Continued internalisation

Generally speaking, the fund’s investment strategy is focused on long-term investment themes including digitisation and the energy transition.

Just this month it made a A$2.2 billion investment in US data centre, DataBank adding to its A$60 billion real assets portfolio that includes digital infrastructure across Australia, EMEA and South America. Last year it made a A$2.5 billion investment in DigitalBridge Group for a significant minority stake in Vantage, which at the time was the fund’s largest infrastructure investment in Europe.

Philippa Kelly, chair of the investment committee, says growing the investment team outside Australia an anticipated fourfold over the next decade is part of the fund’s internalisation strategy.

“This reflects our long-term approach to internalisation, and that, wherever possible, investments should be managed by those with local insights and proximity to the deals and target assets,” Kelly says in the fund’s latest annual report.

“We expect that more than 75 per cent of the portfolio will be managed internally by 2030.”

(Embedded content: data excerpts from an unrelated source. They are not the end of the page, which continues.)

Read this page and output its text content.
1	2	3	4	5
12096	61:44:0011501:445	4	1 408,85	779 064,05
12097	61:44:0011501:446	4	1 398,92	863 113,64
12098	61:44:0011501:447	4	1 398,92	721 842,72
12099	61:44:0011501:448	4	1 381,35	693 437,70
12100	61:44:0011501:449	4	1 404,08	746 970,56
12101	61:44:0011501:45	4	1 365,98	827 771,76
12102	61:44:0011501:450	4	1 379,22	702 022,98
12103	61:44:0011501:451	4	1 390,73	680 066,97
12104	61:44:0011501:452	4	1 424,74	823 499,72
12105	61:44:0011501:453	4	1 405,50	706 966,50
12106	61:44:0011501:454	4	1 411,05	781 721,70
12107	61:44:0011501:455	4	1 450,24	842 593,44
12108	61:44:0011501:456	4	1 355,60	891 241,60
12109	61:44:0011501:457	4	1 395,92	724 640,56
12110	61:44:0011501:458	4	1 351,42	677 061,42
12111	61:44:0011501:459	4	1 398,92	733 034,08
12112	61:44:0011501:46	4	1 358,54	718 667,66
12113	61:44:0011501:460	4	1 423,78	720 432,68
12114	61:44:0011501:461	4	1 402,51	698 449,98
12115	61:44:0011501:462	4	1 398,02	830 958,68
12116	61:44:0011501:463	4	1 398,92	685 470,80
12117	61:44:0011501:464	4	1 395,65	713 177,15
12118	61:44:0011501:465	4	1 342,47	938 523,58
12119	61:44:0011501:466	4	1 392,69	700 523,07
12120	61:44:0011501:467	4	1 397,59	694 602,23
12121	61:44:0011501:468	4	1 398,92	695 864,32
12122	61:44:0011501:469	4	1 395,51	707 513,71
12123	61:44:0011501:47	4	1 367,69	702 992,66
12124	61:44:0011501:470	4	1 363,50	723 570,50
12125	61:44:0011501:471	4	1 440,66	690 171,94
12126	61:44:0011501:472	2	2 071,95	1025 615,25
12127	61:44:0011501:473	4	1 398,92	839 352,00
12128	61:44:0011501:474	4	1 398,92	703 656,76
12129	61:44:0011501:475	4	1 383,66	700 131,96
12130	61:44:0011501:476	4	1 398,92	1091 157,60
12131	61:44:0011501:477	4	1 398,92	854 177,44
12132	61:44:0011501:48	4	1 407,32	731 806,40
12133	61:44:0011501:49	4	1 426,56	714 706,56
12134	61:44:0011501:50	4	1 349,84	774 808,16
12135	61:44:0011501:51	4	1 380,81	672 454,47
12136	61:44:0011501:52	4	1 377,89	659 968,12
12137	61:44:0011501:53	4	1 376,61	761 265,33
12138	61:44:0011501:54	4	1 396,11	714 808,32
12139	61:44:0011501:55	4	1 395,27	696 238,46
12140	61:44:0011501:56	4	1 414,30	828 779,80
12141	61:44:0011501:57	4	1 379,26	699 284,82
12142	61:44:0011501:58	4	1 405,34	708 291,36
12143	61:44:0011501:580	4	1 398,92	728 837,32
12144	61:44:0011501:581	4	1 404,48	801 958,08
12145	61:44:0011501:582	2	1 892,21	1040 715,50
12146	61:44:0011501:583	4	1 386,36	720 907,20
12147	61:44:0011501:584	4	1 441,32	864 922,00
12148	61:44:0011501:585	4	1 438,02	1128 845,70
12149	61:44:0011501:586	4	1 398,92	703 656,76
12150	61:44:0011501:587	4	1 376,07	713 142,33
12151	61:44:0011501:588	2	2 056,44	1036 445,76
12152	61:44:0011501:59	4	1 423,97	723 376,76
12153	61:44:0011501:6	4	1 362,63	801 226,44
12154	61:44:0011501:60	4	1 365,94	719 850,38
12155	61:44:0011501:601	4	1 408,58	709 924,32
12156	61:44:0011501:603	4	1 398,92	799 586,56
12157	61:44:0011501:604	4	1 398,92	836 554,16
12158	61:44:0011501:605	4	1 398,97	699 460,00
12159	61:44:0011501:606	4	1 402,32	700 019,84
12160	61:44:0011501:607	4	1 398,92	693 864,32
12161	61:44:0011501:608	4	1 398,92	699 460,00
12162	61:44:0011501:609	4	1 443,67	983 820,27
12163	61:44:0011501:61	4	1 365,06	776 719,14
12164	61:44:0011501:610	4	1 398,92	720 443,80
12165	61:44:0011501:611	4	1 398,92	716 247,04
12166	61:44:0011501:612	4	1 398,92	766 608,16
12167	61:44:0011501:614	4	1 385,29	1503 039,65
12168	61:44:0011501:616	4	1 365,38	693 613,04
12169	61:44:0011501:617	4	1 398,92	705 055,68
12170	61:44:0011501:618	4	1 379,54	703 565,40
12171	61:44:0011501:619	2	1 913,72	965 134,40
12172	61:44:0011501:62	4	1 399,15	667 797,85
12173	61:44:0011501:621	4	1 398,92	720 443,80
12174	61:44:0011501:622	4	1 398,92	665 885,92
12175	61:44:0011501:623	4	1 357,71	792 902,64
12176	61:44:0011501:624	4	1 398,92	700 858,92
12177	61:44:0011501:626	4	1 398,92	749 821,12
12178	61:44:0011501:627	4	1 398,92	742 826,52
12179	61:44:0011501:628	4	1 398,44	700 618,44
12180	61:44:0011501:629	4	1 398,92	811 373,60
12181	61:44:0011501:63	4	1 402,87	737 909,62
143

The good news for members is an expectation that by building these teams out the fund expects to “save more than $1.3 billion per year by the end of the decade”.

Moloney says he expects about another two to three years of work to build out the capabilities in the London and New York offices to support that internalisation effort.

“We expect to extract some real efficiencies as we internalise, we reduce external costs, and we can maximise what we have and expect to deliver some of that benefit to members,” he says.

In addition, Moloney says the investment committee and board is keenly focused on how to hold the internal team accountable to the same standards as external managers.

A recent $A1.1 billion equity and credit write-off connected to venture capital investment in Pluralsight attracted front page news in Australia.

After the write-down the fund took a very close look at what happened and what could have been done differently, Moloney says.

He also welcomes the growing public scrutiny of funds investing more directly into private markets.

“I think personally, as a member as well, scrutiny on funds in this area… could do with ongoing focus and I don’t think we should shy away from it.”

He says the fund needs to deliver on its promise to deliver an outcome for members that is better than just passively investing the money, and to be accountable for that.

“So I think it is actually a good thing that we get constant scrutiny, it just needs to be balanced across the sector,” he says

“Not every model is the same, and capabilities are being built differently, but the ultimate test of it all is the performance numbers.

“There will always be issues in a portfolio, we are so big now with so many assets and geographies, I don’t mind the scrutiny personally. I think it is a good thing. And our members should expect that. It’s all part of being a good business and doing a good job, being open to scrutiny and being up for the challenge.”

AustralianSuper’s balanced fund 10-year performance was 8.07 per cent and one-year to June 30 was 8.46 per cent.